Notice that, in general, \(D\) will decrease if the “motion part” of \(R\) increases. However, if the motion information can be infered by the decoder, \(R\) will be only affected by the entropy encoding of the residues. On the other hand, when the motion information is infered at the decoder, this information will be less accurate that if we use all the visual information avaiable at the encoder.

9 Matching criteria

10 References

[1]   A. Dosovitskiy, P. Fischer, E. Ilg, P. Hausser, C. Hazirbas, V. Golkov, P. Van Der Smagt, D. Cremers, and T. Brox. FlowNet: Learning Optical Flow with Convolutional Networks. In Proceedings of the IEEE international conference on computer vision, pages 2758–2766, 2015.

[2]   G. Farnebäck. Two-Frame Motion Estimation Based on Polynomial Expansion. In Scandinavian conference on Image analysis, pages 363–370. Springer, 2003.

[3]   V. González-Ruiz. Motion Compensated Temporal Filtering (MCTF).

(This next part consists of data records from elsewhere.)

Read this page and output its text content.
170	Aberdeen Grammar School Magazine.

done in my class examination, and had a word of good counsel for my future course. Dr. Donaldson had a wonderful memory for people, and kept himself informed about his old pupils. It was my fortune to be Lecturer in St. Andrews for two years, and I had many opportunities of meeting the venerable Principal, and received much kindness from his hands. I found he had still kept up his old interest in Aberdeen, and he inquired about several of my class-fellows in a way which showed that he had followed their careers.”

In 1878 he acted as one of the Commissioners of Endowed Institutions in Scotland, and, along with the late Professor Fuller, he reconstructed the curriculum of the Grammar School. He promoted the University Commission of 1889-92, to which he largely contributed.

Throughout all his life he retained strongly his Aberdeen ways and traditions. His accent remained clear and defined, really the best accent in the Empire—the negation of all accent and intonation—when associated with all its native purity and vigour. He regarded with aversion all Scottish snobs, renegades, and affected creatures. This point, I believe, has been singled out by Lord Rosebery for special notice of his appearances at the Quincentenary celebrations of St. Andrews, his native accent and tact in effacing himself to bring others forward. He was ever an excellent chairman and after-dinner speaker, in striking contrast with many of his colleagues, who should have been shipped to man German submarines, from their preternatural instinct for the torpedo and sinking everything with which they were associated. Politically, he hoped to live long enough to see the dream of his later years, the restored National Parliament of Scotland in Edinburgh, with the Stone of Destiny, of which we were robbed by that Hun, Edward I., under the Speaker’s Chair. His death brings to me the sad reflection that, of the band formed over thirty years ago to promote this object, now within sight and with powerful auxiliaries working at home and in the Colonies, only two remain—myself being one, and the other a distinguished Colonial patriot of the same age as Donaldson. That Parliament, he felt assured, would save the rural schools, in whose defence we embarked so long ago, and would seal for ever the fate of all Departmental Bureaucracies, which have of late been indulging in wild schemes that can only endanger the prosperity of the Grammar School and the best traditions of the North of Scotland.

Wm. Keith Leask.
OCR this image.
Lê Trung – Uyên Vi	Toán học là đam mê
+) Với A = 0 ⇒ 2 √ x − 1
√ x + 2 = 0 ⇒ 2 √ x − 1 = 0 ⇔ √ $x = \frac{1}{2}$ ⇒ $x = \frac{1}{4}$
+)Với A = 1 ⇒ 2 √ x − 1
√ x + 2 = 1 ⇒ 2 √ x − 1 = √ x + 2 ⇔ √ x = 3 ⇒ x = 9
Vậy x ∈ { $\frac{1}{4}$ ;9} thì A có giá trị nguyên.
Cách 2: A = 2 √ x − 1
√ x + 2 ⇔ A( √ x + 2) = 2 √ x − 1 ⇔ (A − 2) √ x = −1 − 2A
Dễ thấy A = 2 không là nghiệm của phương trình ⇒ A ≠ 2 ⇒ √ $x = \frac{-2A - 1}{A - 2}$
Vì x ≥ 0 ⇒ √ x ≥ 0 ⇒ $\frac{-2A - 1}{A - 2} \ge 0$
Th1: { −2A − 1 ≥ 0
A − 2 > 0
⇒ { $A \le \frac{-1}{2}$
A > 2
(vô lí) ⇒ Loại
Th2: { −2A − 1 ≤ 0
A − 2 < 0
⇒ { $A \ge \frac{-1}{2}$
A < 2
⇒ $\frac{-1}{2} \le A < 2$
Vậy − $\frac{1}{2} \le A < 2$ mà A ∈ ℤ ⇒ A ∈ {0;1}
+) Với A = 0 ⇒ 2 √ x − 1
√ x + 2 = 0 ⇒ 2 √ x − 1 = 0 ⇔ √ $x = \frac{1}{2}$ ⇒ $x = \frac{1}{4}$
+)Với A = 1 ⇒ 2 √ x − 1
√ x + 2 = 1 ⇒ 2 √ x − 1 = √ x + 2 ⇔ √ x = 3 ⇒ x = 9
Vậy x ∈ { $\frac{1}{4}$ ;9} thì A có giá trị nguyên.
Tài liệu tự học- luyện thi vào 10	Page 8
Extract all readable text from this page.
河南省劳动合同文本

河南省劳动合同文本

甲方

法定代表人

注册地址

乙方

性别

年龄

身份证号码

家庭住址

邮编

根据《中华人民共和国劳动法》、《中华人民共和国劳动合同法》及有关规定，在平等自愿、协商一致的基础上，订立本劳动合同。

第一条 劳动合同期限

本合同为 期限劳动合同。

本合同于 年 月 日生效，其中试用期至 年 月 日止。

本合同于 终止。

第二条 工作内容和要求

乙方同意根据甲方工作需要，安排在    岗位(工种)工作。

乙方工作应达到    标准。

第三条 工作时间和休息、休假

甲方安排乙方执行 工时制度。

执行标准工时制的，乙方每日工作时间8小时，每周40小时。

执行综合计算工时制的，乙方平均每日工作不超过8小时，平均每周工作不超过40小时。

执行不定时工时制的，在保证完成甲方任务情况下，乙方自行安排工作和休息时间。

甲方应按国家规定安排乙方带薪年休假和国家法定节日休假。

[4]   B.K.P. Horn and B.G. Schunck. Determining Optical Flow. In Techniques and Applications of Image Understanding, volume 281, pages 319–331. International Society for Optics and Photonics, 1981.

[5]   M.T. Orchard and G.J. Sullivan. Overlapped Block Motion Compensation: An Estimation-Theoretic Approach. IEEE Transactions on Image Processing, 3(5):693–699, 1994.

[6]   Kamisetty Ramamohan Rao and Jae Jeong Hwang. Techniques and standards for image, video, and audio coding, volume 70. Prentice Hall New Jersey, 1996.

[7]   S. Zhu and K.-K. Ma. A New Diamond Search Algorithm for Fast Block-Matching Motion Estimation. IEEE transactions on Image Processing, 9(2):287–290, 2000.

1For example, in the MPEG-1 standard, the reference image/s is/are divided in blocks of \(16\times 16\) pixels called macroblocks.

2This means that, even if the images are visually identical, they have different representation, and therefore, \({\mathbf E}\ne {\mathbf 0}\).

3This operation implies a filtering to avoid the aliasing after the downsampling.